An error "You are not permitted to access this resource" appears in Bitbucket Data Center while creating a fork repository into a different project via the API
Platform Notice: Data Center - This article applies to Atlassian products on the Data Center platform.
Note that this knowledge base article was created for the Data Center version of the product. Data Center knowledge base articles for non-Data Center-specific features may also work for Server versions of the product, however they have not been tested. Support for Server* products ended on February 15th 2024. If you are running a Server product, you can visit the Atlassian Server end of support announcement to review your migration options.

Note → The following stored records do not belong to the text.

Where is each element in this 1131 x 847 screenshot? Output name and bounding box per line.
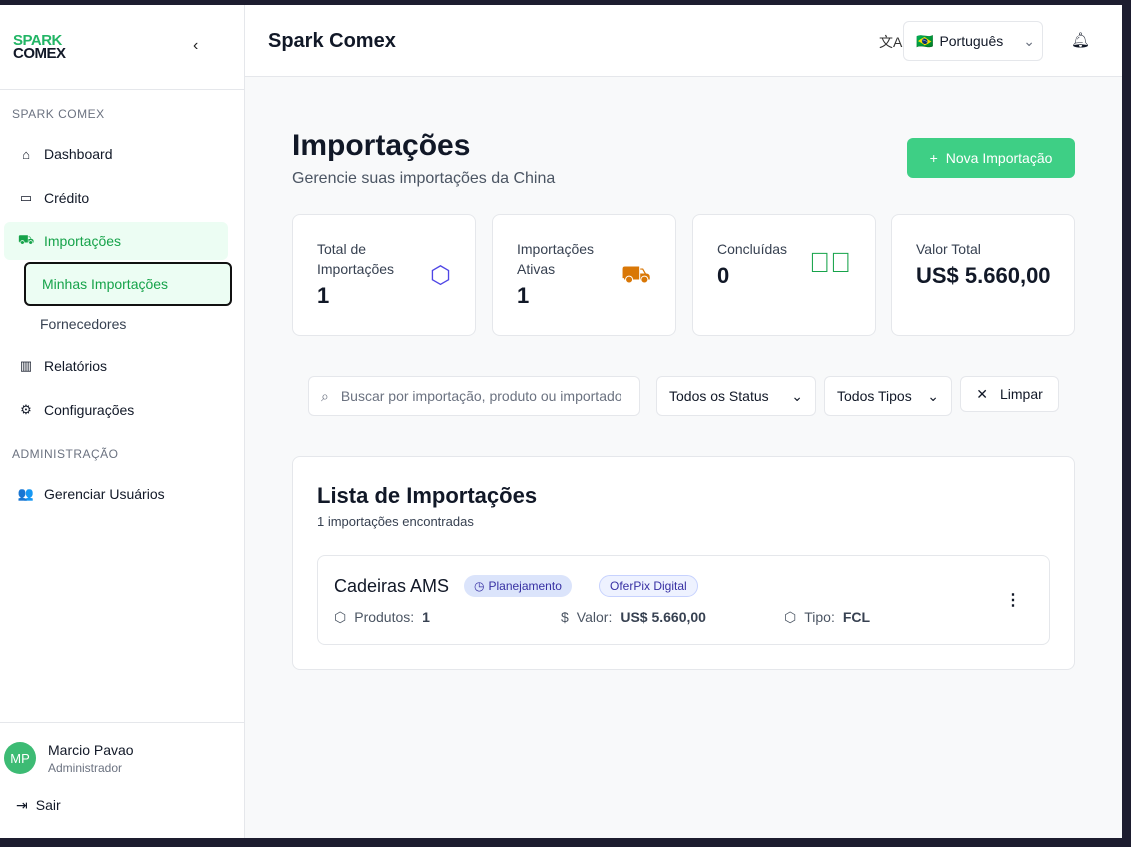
placeholder: Buscar por importação, produto ou import… (340, 388, 621, 404)
imports-list: Lista de Importações 1 importações encon… (292, 456, 1075, 670)
users-icon: 👥 (17, 486, 35, 501)
label: Crédito (44, 190, 90, 206)
clock-icon: ◷ (474, 579, 485, 593)
new-import-button[interactable]: + Nova Importação (907, 138, 1075, 178)
user-role: Administrador (48, 761, 123, 775)
value: US$ 5.660,00 (620, 609, 706, 625)
gear-icon: ⚙ (20, 402, 32, 417)
label: Limpar (999, 386, 1043, 402)
package-icon: ⬡ (430, 262, 451, 289)
logout-icon: ⇥ (16, 797, 28, 813)
label: Sair (35, 797, 61, 813)
bell-icon[interactable]: 🔔︎ (1071, 31, 1090, 49)
sidebar-item-relatorios[interactable]: ▥ Relatórios (4, 347, 228, 385)
label: Relatórios (44, 358, 108, 374)
status-badge: ◷ Planejamento (464, 575, 572, 597)
value: US$ 5.660,00 (916, 263, 1051, 288)
sidebar-subitem-fornecedores[interactable]: Fornecedores (24, 302, 232, 346)
label: Produtos: (354, 609, 415, 625)
label: Minhas Importações (42, 276, 169, 292)
logout-button[interactable]: ⇥ Sair (16, 797, 61, 814)
more-options-icon[interactable]: ⋮ (1005, 590, 1021, 610)
language-select[interactable]: 🇧🇷 Português ⌄ (903, 21, 1043, 61)
sidebar: SPARK COMEX ‹ SPARK COMEX ⌂ Dashboard ▭ Cré… (0, 5, 245, 838)
sidebar-item-importacoes[interactable]: ⛟ Importações (4, 222, 228, 260)
list-count: 1 importações encontradas (317, 514, 474, 529)
list-title: Lista de Importações (317, 483, 538, 508)
products-meta: ⬡ Produtos: 1 (334, 609, 430, 626)
label: Planejamento (488, 579, 562, 593)
user-name: Marcio Pavao (48, 742, 134, 758)
clear-filters-button[interactable]: ✕ Limpar (960, 376, 1059, 412)
label: Gerenciar Usuários (44, 486, 165, 502)
sidebar-item-dashboard[interactable]: ⌂ Dashboard (4, 135, 228, 173)
label: Nova Importação (945, 150, 1053, 166)
logo: SPARK COMEX (13, 32, 66, 62)
credit-card-icon: ▭ (19, 190, 33, 205)
chevron-left-icon[interactable]: ‹ (193, 37, 198, 55)
dollar-icon: $ (561, 609, 569, 625)
import-name: Cadeiras AMS (334, 576, 450, 596)
value: FCL (842, 609, 871, 625)
translate-icon: 文A (879, 34, 903, 50)
page-title: Importações (292, 129, 471, 162)
user-panel: MP Marcio Pavao Administrador ⇥ Sair (0, 722, 244, 813)
avatar: MP (4, 742, 36, 774)
label: Valor: (576, 609, 613, 625)
truck-icon: ⛟ (17, 232, 35, 247)
sidebar-subitem-minhas-importacoes[interactable]: Minhas Importações (24, 262, 232, 306)
stat-card-completed: Concluídas 0 ✓⃝ (692, 214, 876, 336)
list-item[interactable]: Cadeiras AMS ◷ Planejamento OferPix Digit… (317, 555, 1050, 645)
type-meta: ⬡ Tipo: FCL (784, 609, 870, 626)
label: Português (939, 33, 1004, 49)
label: Todos os Status (669, 388, 769, 404)
home-icon: ⌂ (22, 146, 30, 162)
truck-icon: ⛟ (620, 261, 651, 288)
chevron-down-icon: ⌄ (1023, 32, 1035, 49)
logo-row: SPARK COMEX ‹ (0, 5, 244, 90)
label: Concluídas (717, 241, 788, 257)
label: Importações Ativas (517, 241, 595, 277)
package-icon: ⬡ (334, 609, 347, 625)
check-circle-icon: ✓⃝ (809, 247, 851, 278)
header-title: Spark Comex (268, 30, 396, 52)
label: Valor Total (916, 241, 981, 257)
chevron-down-icon: ⌄ (791, 387, 803, 404)
label: Dashboard (44, 146, 113, 162)
sidebar-item-gerenciar-usuarios[interactable]: 👥 Gerenciar Usuários (4, 475, 228, 513)
status-select[interactable]: Todos os Status ⌄ (656, 376, 816, 416)
label: Importações (44, 233, 122, 249)
plus-icon: + (929, 150, 938, 166)
box-icon: ⬡ (784, 609, 797, 625)
type-select[interactable]: Todos Tipos ⌄ (824, 376, 952, 416)
label: Fornecedores (40, 316, 127, 332)
value-meta: $ Valor: US$ 5.660,00 (561, 609, 706, 625)
search-icon: ⌕ (321, 387, 329, 404)
header: Spark Comex 文A 🇧🇷 Português ⌄ 🔔︎ (245, 5, 1122, 77)
label: Configurações (44, 402, 135, 418)
app-window: SPARK COMEX ‹ SPARK COMEX ⌂ Dashboard ▭ Cré… (0, 5, 1122, 838)
label: Total de Importações (317, 241, 395, 277)
section-label: SPARK COMEX (12, 107, 105, 121)
bar-chart-icon: ▥ (19, 358, 33, 373)
search-input[interactable]: ⌕ Buscar por importação, produto ou impor… (308, 376, 640, 416)
page-subtitle: Gerencie suas importações da China (292, 170, 556, 187)
stat-card-total-value: Valor Total US$ 5.660,00 (891, 214, 1075, 336)
flag-icon: 🇧🇷 (916, 32, 934, 49)
stat-card-total: Total de Importações 1 ⬡ (292, 214, 476, 336)
main: Spark Comex 文A 🇧🇷 Português ⌄ 🔔︎ Importaçõ… (245, 5, 1122, 838)
close-icon: ✕ (976, 385, 988, 402)
label: Tipo: (804, 609, 835, 625)
value: 1 (422, 609, 430, 625)
label: Todos Tipos (837, 388, 912, 404)
stat-card-active: Importações Ativas 1 ⛟ (492, 214, 676, 336)
sidebar-item-credito[interactable]: ▭ Crédito (4, 179, 228, 217)
supplier-badge: OferPix Digital (599, 575, 698, 597)
sidebar-item-configuracoes[interactable]: ⚙ Configurações (4, 391, 228, 429)
chevron-down-icon: ⌄ (927, 387, 939, 404)
section-label-admin: ADMINISTRAÇÃO (12, 447, 119, 461)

*Except Fisheye and Crucible
Summary:
When a user uses the fork repository API to create a fork of a repository into a different project using a project level access token, the following error occurs.
{"errors":[{"context":null,"message":"You are not permitted to access this resource","exceptionName":"com.atlassian.bitbucket.AuthorisationException"}]}Environment:
The solution has been validated in Bitbucket Data Center 8.9.10 but may be applicable to other versions.
Diagnosis:
The
atlassian-bitbucket.logwill have the following error stack trace:2024-08-07 15:44:13,884 DEBUG [http-nio-7991-exec-3] @9UT0S0x944x120x0 10.211.XX.XX "POST /rest/api/latest/projects/PRO1/repos/repo5 HTTP/1.1" c.a.b.i.c.s.CrowdSsoAuthenticationHandler Skipping Crowd SSO as it is not enabled 2024-08-07 15:44:13,884 DEBUG [http-nio-7991-exec-3] @9UT0S0x944x120x0 10.211.XX.XX "POST /rest/api/latest/projects/PRO1/repos/repo5 HTTP/1.1" c.a.s.i.a.DefaultAuthenticationService <>: Authenticator 'com.atlassian.bitbucket.server.bitbucket-crowd-sso:crowdSsoAuthHandler' opted out 2024-08-07 15:44:13,884 DEBUG [http-nio-7991-exec-3] @9UT0S0x944x120x0 10.211.XX.XX "POST /rest/api/latest/projects/PRO1/repos/repo5 HTTP/1.1" c.a.s.i.a.DefaultAuthenticationService <>: Authenticator 'com.atlassian.bitbucket.server.bitbucket-git-lfs:git-lfs-jwt-auth-handler' opted out 2024-08-07 15:44:13,918 DEBUG [http-nio-7991-exec-3] @9UT0S0x944x120x0 10.211.XX.XX "POST /rest/api/latest/projects/PRO1/repos/repo5 HTTP/1.1" c.a.s.i.user.DefaultUserService access-token-user/1/1: Skipping remote active check (Active: true; Enabled: true) 2024-08-07 15:44:13,921 DEBUG [http-nio-7991-exec-3] @9UT0S0x944x120x0 10.211.XX.XX "POST /rest/api/latest/projects/PRO1/repos/repo5 HTTP/1.1" c.a.s.i.a.DefaultAuthenticationService <>: Authenticator 'com.atlassian.bitbucket.server.bitbucket-access-tokens:accessTokenHttpAuthHandler' authenticated access-token-user/1/1 (52) 2024-08-07 15:44:13,955 DEBUG [http-nio-7991-exec-3] access-token-user/1/1 @9UT0S0x944x120x0 13kt56t 10.211.XX.XX "POST /rest/api/latest/projects/PRO1/repos/repo5 HTTP/1.1" c.a.s.i.r.e.ServiceExceptionMapper Mapping AuthorisationException to REST response 401 - You are not permitted to access this resourceThe following error will appear on the user terminal.
curl -H 'Authorization: Bearer BBDC-MjE5OTE5NjI2Nzc3Op/RUnu3JK67r/XXXXXXXXXXXXXX' --request POST --url 'http://10.211.XX.XX:7990/rest/api/latest/projects/PRO1/repos/repo5' --header 'Accept: application/json' --header 'Content-Type: application/json' --data '{ "links": {}, "name": "forkrepo5", "project": { "key": "PRO2", "links": {} }, "scmId": "git", "slug": "forkrepo5" }' {"errors":[{"context":null,"message":"You are not permitted to access this resource","exceptionName":"com.atlassian.bitbucket.AuthorisationException"}]}
Cause:
A project (source or target) level HTTP access token is only valid for one project, hence it cannot be utilised if the fork repository is created on a different project.
Solution:
Use the user's login credentials or personal access token (PAT) in the API that has at least read permission on source and create repository permission on target project.